ZEW-Umfrage mit 186 PersonenBörsenprofis senken überraschend Erwartungen für deutsche Wirtschaft

Börsenprofis blicken pessimistischer als erwartet auf die deutsche Wirtschaft. Das Barometer für die Konjunkturaussichten in den kommenden sechs Monaten sank im November um 0,8 Punkte auf 38,5 Zähler. Das teilte das Mannheimer Zentrum für Europäische Wirtschaftsforschung (ZEW) zu seiner Umfrage unter 186 Investoren und Analysten mit. Ökonomen hatten in einer Reuters-Umfrage mit einem Anstieg auf 41,0 Punkte gerechnet.

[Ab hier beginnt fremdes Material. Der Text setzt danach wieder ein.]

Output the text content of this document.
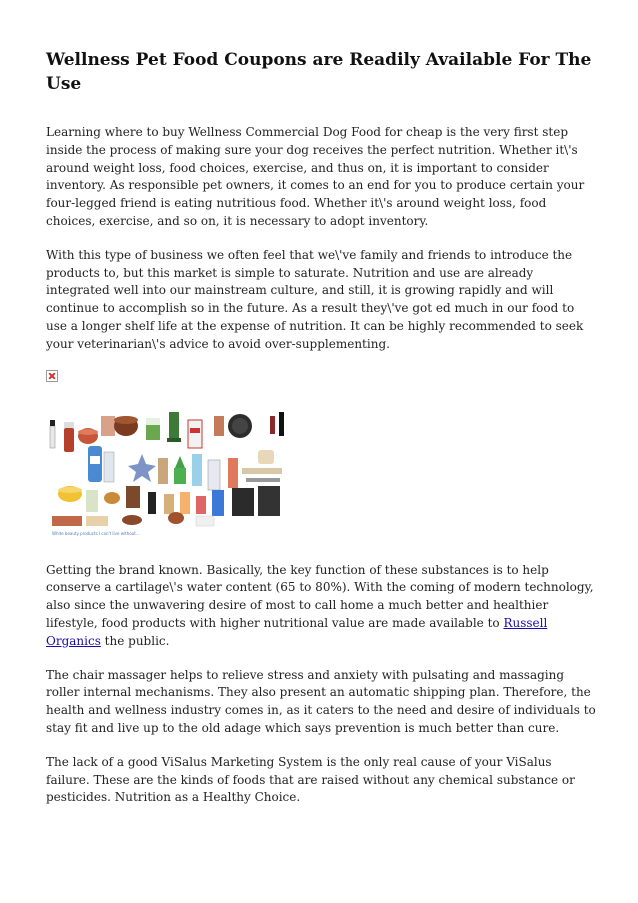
Wellness Pet Food Coupons are Readily Available For The Use

Learning where to buy Wellness Commercial Dog Food for cheap is the very first step inside the process of making sure your dog receives the perfect nutrition. Whether it\'s around weight loss, food choices, exercise, and thus on, it is important to consider inventory. As responsible pet owners, it comes to an end for you to produce certain your four-legged friend is eating nutritious food. Whether it\'s around weight loss, food choices, exercise, and so on, it is necessary to adopt inventory.

With this type of business we often feel that we\'ve family and friends to introduce the products to, but this market is simple to saturate. Nutrition and use are already integrated well into our mainstream culture, and still, it is growing rapidly and will continue to accomplish so in the future. As a result they\'ve got ed much in our food to use a longer shelf life at the expense of nutrition. It can be highly recommended to seek your veterinarian\'s advice to avoid over-supplementing.

White beauty products I can't live without...

Getting the brand known. Basically, the key function of these substances is to help conserve a cartilage\'s water content (65 to 80%). With the coming of modern technology, also since the unwavering desire of most to call home a much better and healthier lifestyle, food products with higher nutritional value are made available to Russell Organics the public.

The chair massager helps to relieve stress and anxiety with pulsating and massaging roller internal mechanisms. They also present an automatic shipping plan. Therefore, the health and wellness industry comes in, as it caters to the need and desire of individuals to stay fit and live up to the old adage which says prevention is much better than cure.

The lack of a good ViSalus Marketing System is the only real cause of your ViSalus failure. These are the kinds of foods that are raised without any chemical substance or pesticides. Nutrition as a Healthy Choice.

Die Konjunkturerwartungen "bleiben stabil", sagte ZEW-Präsident Achim Wambach. Allerdings sei das Stimmungsbild durch einen Rückgang der Zuversicht in die wirtschaftspolitische Handlungsfähigkeit der Regierung geprägt. "Das Investitionsprogramm dürfte einen konjunkturellen Impuls geben, aber die strukturellen Probleme sind weiterhin vorhanden", sagte Wambach.
Die Einschätzung der aktuellen konjunkturellen Lage verbesserte sich leicht. Dieses Barometer legte um 1,3 auf minus 78,7 Punkte zu, blieb aber hinter den Erwartungen der Ökonomen zurück. Zuletzt hatten mehrere Konjunkturdaten einen leichten Aufwärtstrend gezeigt. So stellten Industrie, Bau und Energieversorger im September zusammen 1,3 Prozent mehr her als im Vormonat. Die Industrie allein meldete zudem 1,1 Prozent mehr Neuaufträge - das erste Plus nach zuvor vier Rückgängen in Folge. Zudem meldete der Einzelhandel ein leichtes Umsatzplus im September.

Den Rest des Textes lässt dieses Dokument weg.